Transport Minister and Business Secretary Launch Venturer Driverless Car Trial

21 Feb 2015
Transport Minister, Claire Perry and Business Secretary, Vince Cable will launch the VENTURER consortium’s driverless car trial today, giving the project the green light to test autonomous vehicles in the real world. Williams Advanced Engineering will be bringing its simulator and artificial intelligence technology to the project, with a bespoke simulator created that can test the cars in a virtual environment before they hit the road. Williams’ expertise in simulation first began in Formula One where the teams’ drivers use state of the art simulation tools to prepare for each race.

The VENTURER consortium will trial autonomous vehicles in the Bristol and South Gloucestershire council areas to explore the feasibility of driverless cars in the UK. The project will investigate the legal and insurance aspects of driverless cars and explore how the public react to such vehicles. The VENTURER trial will run for 36 months. Testing of the consortium’s autonomous vehicle, the BAE Systems Wildcat, on private and public roads is due to begin in early 2016.

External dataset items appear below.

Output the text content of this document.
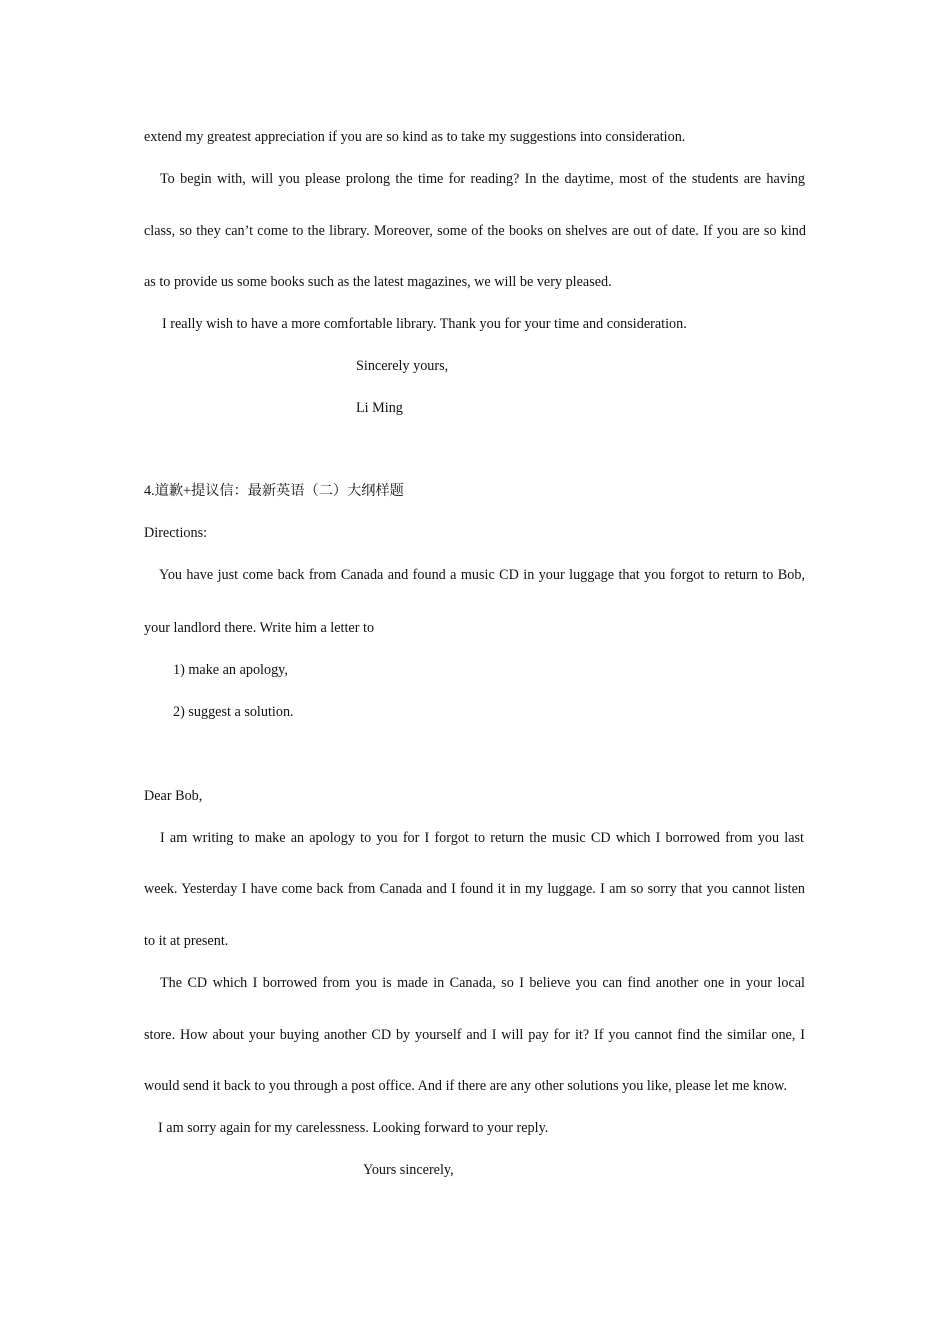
extend my greatest appreciation if you are so kind as to take my suggestions into consideration.
To begin with, will you please prolong the time for reading? In the daytime, most of the students are having
class, so they can’t come to the library. Moreover, some of the books on shelves are out of date. If you are so kind
as to provide us some books such as the latest magazines, we will be very pleased.
I really wish to have a more comfortable library. Thank you for your time and consideration.
Sincerely yours,
Li Ming
4.道歉+提议信：最新英语（二）大纲样题
Directions:
You have just come back from Canada and found a music CD in your luggage that you forgot to return to Bob,
your landlord there. Write him a letter to
1) make an apology,
2) suggest a solution.
Dear Bob,
I am writing to make an apology to you for I forgot to return the music CD which I borrowed from you last
week. Yesterday I have come back from Canada and I found it in my luggage. I am so sorry that you cannot listen
to it at present.
The CD which I borrowed from you is made in Canada, so I believe you can find another one in your local
store. How about your buying another CD by yourself and I will pay for it? If you cannot find the similar one, I
would send it back to you through a post office. And if there are any other solutions you like, please let me know.
I am sorry again for my carelessness. Looking forward to your reply.
Yours sincerely,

Speaking about the launch Craig Wilson, Managing Director of Williams Advanced Engineering, said: “Today’s launch of three new government backed autonomous vehicle projects is an exciting step for the UK automotive industry. These projects are demonstrating that the UK is determined to remain at the forefront of emerging technologies. At Williams Advanced Engineering we pride ourselves on developing cutting edge solutions for our range of clients and with the VENTURER project we will be using Formula One derived simulation systems and know how to evaluate and test driverless vehicles in a virtual environment before taking to the road.”   

Transport Minister Claire Perry said: “Driverless cars are the future. I want the UK to be open-minded and embrace a technology that could transform our roads and open up a brand new route for global investment. I want the public to be comfortable that proper safeguards are in place and the Bristol trials will go a long way in helping us better understand the full implications of this exciting development.”